Tel est le prologue de ce roman extrèmement bien ficelé , au rythme haletant qui confère au lieu , la solution du drame qui va s’y dérouler. La pregnance de la nature sur les êtres qui y vivent donne à cette histoire une atmosphère parfumée, humide et liquide: à l’été 1967, deux jeunes filles provocantes, aguicheuses et très belles se retrouvent déchiquetées par des pièges à loups comme si leur beauté était par trop injuste aux yeux du commun des mortels. Sont-ce les profondeurs de la forêt, les anciens pièges du trappeur qui se vengent ? ou un tueur qui court à travers les bois de Bondrée ? L’écriture est dense, énergique, pleine d’angoisse et d’ironie, mélange de termes américains et québécois qui ancrent les personnages dans leur décor entre deux pays.
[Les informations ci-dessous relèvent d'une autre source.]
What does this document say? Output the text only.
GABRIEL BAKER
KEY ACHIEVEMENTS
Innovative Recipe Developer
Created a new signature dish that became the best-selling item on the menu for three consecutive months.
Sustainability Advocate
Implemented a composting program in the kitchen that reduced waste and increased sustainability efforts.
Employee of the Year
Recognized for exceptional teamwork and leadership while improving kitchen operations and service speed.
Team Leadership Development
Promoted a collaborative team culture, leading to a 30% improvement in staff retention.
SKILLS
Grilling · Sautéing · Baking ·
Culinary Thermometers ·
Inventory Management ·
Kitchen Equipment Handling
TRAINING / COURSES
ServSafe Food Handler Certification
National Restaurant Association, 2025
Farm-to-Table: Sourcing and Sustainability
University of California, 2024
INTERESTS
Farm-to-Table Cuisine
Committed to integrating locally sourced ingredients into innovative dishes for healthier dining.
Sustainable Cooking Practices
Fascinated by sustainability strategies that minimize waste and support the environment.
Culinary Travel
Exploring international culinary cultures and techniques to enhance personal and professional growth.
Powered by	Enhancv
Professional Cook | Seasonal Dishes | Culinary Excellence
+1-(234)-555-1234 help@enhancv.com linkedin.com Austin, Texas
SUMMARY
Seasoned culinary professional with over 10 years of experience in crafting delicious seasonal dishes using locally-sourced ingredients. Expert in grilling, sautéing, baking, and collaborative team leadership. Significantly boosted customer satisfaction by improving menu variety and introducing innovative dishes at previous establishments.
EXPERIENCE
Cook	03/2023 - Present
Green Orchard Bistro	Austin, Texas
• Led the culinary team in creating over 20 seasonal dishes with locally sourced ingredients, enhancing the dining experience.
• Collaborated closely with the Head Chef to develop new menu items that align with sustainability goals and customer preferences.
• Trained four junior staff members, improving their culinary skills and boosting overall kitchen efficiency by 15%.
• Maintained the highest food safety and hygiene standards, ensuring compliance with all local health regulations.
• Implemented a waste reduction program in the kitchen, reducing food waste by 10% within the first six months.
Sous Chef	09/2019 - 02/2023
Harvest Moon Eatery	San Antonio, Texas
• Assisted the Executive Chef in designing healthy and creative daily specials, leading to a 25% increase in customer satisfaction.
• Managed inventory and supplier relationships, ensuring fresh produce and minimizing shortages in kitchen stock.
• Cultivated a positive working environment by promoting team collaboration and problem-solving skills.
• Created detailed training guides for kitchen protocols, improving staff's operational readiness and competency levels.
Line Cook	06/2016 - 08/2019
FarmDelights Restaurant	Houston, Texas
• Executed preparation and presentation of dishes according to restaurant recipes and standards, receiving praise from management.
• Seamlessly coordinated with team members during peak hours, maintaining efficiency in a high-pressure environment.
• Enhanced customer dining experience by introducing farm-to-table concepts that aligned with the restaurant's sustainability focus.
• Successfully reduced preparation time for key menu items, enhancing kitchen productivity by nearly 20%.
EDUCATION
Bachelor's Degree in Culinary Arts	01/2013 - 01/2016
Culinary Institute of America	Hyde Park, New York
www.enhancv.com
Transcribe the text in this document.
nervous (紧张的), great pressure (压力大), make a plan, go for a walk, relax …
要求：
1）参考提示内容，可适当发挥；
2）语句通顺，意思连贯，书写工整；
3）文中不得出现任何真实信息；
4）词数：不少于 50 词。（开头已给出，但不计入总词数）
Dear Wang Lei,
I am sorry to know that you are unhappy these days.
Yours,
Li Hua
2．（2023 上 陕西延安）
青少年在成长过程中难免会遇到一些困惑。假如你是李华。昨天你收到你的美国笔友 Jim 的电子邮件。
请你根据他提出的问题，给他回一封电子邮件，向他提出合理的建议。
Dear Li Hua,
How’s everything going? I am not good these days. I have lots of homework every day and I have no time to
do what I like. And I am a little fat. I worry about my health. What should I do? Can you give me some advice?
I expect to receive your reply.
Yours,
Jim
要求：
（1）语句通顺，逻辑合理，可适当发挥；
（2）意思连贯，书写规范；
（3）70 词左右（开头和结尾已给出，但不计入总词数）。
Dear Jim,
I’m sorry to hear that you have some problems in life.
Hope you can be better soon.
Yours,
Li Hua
La petite fille de 10 ans qui observe tous ces drames s’appelle Andrée (comme l’auteur), elle est comme le troisième oeil de l’inspecteur et s’exprime dans une langue savoureuse, comme quand elle raconte sa première cigarette:
Le craquement de l’allumette avait répandu son odeur de soufre sous le pin, j’avais inspiré profondément et je m’étais étouffée d’aplomb au milieu du nuage de boucane qui avait envahi l’air humide pour y stagner tel un brouillard de matin frais. Ça goûtait  le diable mais puisque c’était censé être bon, j’avais pris une deuxième bouffée, sans inhaler, cette fois, ce qui m’avait permis de lâcher le fuck que je retenais depuis si longtemps, les lèvres ourlées sur la fumée et la tête ridiculement rejetée en arrière, comme Marilyn Monroe…

Un très bon roman original qui renouvelle le genre.